Rivals often attack Sony saying its products are overpriced. Tamagawa disagrees: “Paying 15 to 20 per cent more for a product that offers you better quality, service and life isn’t asking too much. There are so many people who dream to buy Sony products. Some say that our products are not affordable for them, but that’s okay for me. I don’t want to lower our brand position to capture the more popular segments.” Says KPMG Advisory Services business analyst Sanjeev Gupta, “Apparently, Sony doesn’t want to get into a price war with Samsung and LG and is looking to carve a niche for itself by providing high quality products at reasonably higher prices.”
Sony is clear about its target consumer segment — households with annual income above Rs 5 lakh. Unlike the market leaders, it does not target households between Rs 1 lakh and Rs 5 lakh. “Our target segment may look small, but actually actually it has more than 10 million households. This is the category which purchases the latest trendy products that Sony offers,” says Tamagawa. Technopak’s Patra says the number of households in this income bracket is growing fast and hence presents a significant opportunity for Sony.
Pillars of growth
In order to strengthen its position and market share in India, Sony has identified what it calls the three pillars of its strategy: Brand enhancement, channel development and local talent development.
While Sony enjoys high brand equity among consumers, the company wants to enhance it further by staying focused on categories which it thinks has high growth potential in the country. It has identified four key product categories/brands around which it will invest heavily and concentrate most of its marketing activities: Bravia LCD televisions, Cyber-Shot digital cameras, Vaio notebooks and MP3 Walkman music players. It is anticipating 40 per cent growth for Bravia in 2008-09, 30 per cent for Cyber-Shot, 30 per cent for Vaio and 100 per cent for MP3 Walkman. “All these categories are very high growth segments in the Indian market and are expected to remain so in the near future,” says Patra.
The company has earmarked Rs 200 crore of investments for marketing communication in these categories. “The reason is that we except strong growth in these categories. We have strong products here and are prepared to bring innovative products one after the other,” says Tamagawa. For instance, he says, the company recently launched the world’s slimmest LCD television — which is less than 1 cm (9.9 mm) in thickness — and last month came up with Walkman W Series MP3 players which have the player and memory on the earphones itself.
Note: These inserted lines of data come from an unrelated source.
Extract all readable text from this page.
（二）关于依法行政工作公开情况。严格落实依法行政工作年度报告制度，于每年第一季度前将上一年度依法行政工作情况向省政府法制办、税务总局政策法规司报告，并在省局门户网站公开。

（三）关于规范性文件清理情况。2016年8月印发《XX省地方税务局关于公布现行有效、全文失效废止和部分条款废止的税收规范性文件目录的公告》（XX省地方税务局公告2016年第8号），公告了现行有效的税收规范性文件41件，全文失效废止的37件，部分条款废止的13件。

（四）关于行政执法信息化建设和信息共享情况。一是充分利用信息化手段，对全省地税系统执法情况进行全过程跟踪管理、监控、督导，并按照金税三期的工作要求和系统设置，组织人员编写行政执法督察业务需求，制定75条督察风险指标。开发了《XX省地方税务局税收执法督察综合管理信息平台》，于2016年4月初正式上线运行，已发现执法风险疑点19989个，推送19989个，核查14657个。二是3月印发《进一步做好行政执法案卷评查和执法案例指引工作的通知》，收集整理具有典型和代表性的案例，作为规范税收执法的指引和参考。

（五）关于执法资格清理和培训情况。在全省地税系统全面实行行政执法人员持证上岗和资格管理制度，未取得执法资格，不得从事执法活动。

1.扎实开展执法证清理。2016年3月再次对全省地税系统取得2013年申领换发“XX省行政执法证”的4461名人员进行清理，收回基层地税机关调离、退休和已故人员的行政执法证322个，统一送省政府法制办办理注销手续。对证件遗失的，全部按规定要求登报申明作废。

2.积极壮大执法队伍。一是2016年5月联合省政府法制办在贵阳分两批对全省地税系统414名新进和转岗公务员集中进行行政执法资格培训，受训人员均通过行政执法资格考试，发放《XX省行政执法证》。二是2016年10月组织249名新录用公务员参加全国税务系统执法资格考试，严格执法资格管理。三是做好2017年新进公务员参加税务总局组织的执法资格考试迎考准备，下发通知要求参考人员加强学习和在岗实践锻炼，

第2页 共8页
On channel development, Sony says it has a good countrywide coverage with 240 exclusive brand stores across 72 cities and presence in over 4,000 multi-brand outlets. “What we have been focusing on is to brush up the quality of display, demonstration and the whole retail experience at the outlets,” say Tamagawa. As for reaching out to smaller markets, Sony says while it is present in many tier-II cities, tier-III cities and rural areas are not its markets — there aren’t enough households with annual income of Rs 5 lakh.
The third pillar of Sony’s growth strategy is local talent development focused at nurturing employees as local leaders. Currently, the company has around 750 employees but most of the top positions (around 20) are held by expatriates. The company hopes to replace these positions with Indians in the next few years.